NEW REPORTING RULES FOR THE PRIMARY RESIDENCE CAPITAL GAINS EXEMPTION
Financial gains from selling your primary residence are tax-free and do not have to be reported as income. As of this tax year, the capital gains tax is still waived, but the sale of the primary residence must be reported at tax time to the Canada Revenue Agency. In a nutshell, if you sold your home this year, you now have an obligation to report it to the CRA.

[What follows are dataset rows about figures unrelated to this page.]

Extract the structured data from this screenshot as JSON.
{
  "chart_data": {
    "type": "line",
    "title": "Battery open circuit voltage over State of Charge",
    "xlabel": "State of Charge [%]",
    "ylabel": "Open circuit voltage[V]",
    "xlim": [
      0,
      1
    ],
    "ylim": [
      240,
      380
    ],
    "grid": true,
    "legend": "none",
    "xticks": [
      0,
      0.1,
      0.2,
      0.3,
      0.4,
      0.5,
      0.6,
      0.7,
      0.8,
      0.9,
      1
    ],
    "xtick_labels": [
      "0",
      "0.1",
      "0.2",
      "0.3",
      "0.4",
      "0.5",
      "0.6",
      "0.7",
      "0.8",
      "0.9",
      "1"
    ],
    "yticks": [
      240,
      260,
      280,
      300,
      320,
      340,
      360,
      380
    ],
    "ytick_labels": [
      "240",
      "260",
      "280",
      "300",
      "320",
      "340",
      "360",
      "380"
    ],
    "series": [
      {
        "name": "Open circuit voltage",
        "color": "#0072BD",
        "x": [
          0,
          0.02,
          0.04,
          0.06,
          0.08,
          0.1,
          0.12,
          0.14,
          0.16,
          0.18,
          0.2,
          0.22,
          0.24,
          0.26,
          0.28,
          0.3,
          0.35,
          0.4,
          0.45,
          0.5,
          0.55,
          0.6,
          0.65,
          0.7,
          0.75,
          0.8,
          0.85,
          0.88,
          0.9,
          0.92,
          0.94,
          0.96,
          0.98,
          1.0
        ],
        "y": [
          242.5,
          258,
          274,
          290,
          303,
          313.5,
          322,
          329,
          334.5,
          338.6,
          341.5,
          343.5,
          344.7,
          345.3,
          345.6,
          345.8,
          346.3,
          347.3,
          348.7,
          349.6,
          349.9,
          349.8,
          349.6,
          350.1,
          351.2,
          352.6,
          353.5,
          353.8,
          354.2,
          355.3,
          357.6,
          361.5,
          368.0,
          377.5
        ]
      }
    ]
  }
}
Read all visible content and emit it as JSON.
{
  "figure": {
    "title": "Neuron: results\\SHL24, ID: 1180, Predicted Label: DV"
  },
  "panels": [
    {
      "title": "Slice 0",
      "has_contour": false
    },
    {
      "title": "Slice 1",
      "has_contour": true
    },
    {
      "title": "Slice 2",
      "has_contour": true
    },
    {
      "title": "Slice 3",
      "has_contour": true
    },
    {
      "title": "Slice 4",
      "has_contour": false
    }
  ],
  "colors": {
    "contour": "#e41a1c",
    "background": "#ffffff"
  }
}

NEW RESTRICTIONS ON WHEN IT WILL PROVIDE INSURANCE FOR LOW-RATIO MORTGAGES
The new rules restrict insurance for low-ratio mortgages based on new criteria, which include the following:
amortization period must be 25 years or less
the purchase price is less than $1-million
the buyer has a credit score of 600
the property will be owner-occupied
By doing this the government is essentially lowering it's exposure to residential mortgages for properties worth $1-million or more, a category of the market that has increased rapidly in Vancouver and Toronto.
CONSULTATION PROCESS ON "LENDER RISK SHARING" HAS BEGUN
The government basically wants banks to have more skin in the game when it comes to insured mortgages. It's possible that Canadians will face higher mortgage rates as banks pass on higher funding costs.